Fresh Fruit Puff Pastry Tart Recipe
Total time: 30 to 60 minutes
Preparation time: 10 minutes
Cooking/baking time: 20 minutes
Difficulty: Easy
Ingredients
For 6 servings
- Puff pastry, approximately 30 cm x 12 cm and 12 mm thick (12” x 5”, 1/2” thick)
- 1 egg
- Pastry cream (below)
- Various seasonal fresh fruit: e.g., blueberries, raspberries, strawberries, kiwi, etc.
- 1 bunch fresh mint
- 150 g (5 oz.) fruit glaze or red currant jelly
Pastry Cream
- 800 ml (3 1/4 cups) milk
- 100 g (1/2 cup) sugar
- 90 g (12 tbsp.) cornstarch
- 100 g (1/2 cup) sugar
- 200 ml (3/4 cup) milk
- 3 eggs
- A pinch of salt
- 2 tsp. vanilla
Method
Making the pastry cream
- Combine the 800 ml milk and 100 g sugar in a saucepan. In a bowl, whisk together the cornstarch, 100 g sugar, 200 ml milk and 3 eggs. Combine with the milk and sugar mixture in the saucepan.
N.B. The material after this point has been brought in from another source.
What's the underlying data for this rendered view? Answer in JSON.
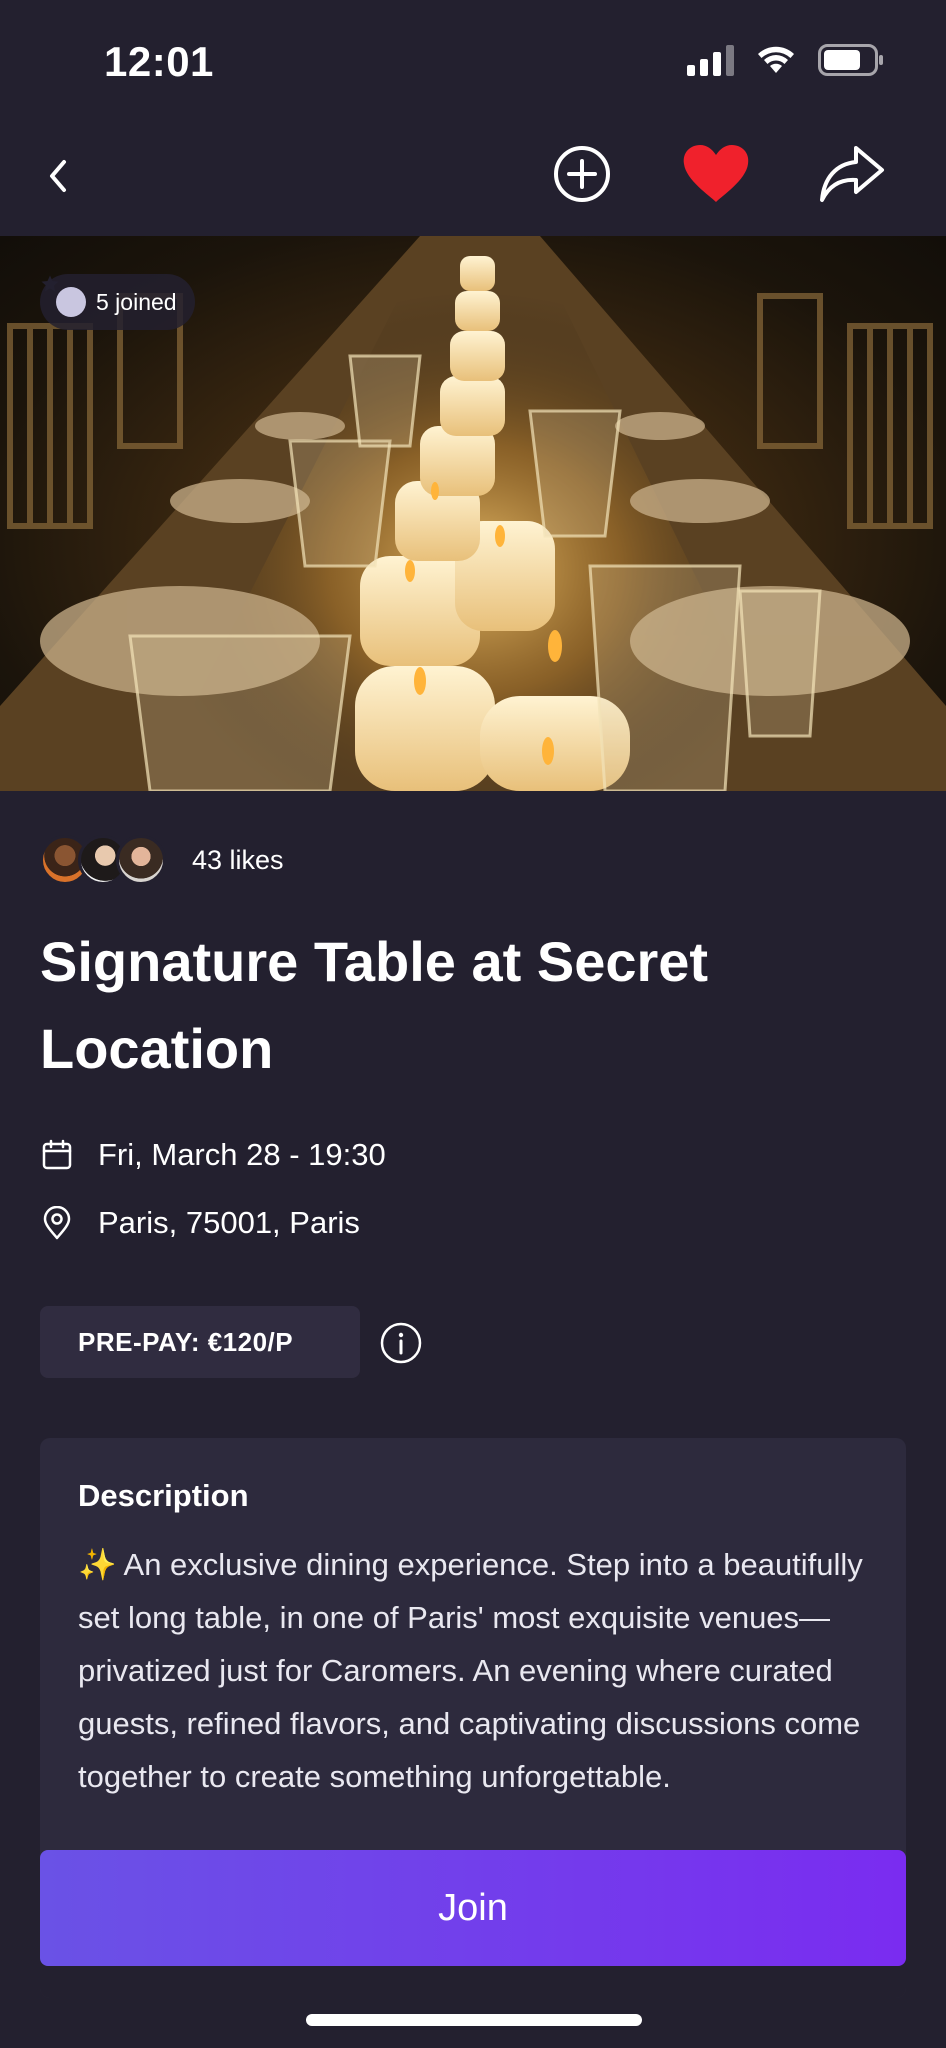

- Cook until thickened, stirring constantly. Stir in the salt and vanilla. Transfer to a container and cover the surface with plastic wrap to prevent a skin from forming. Chill.
Method and Assembly
- Egg wash the puff pastry and prick all over with a fork. Bake in a preheated oven 180° C (350° F) oven for about 15 minutes, until golden brown.
- Remove from the oven and cool. Pipe the pastry cream over the pastry, leaving a border all around. Arrange the sliced fresh fruits on the pastry cream and brush with fruit glaze. Garnish with fresh mint.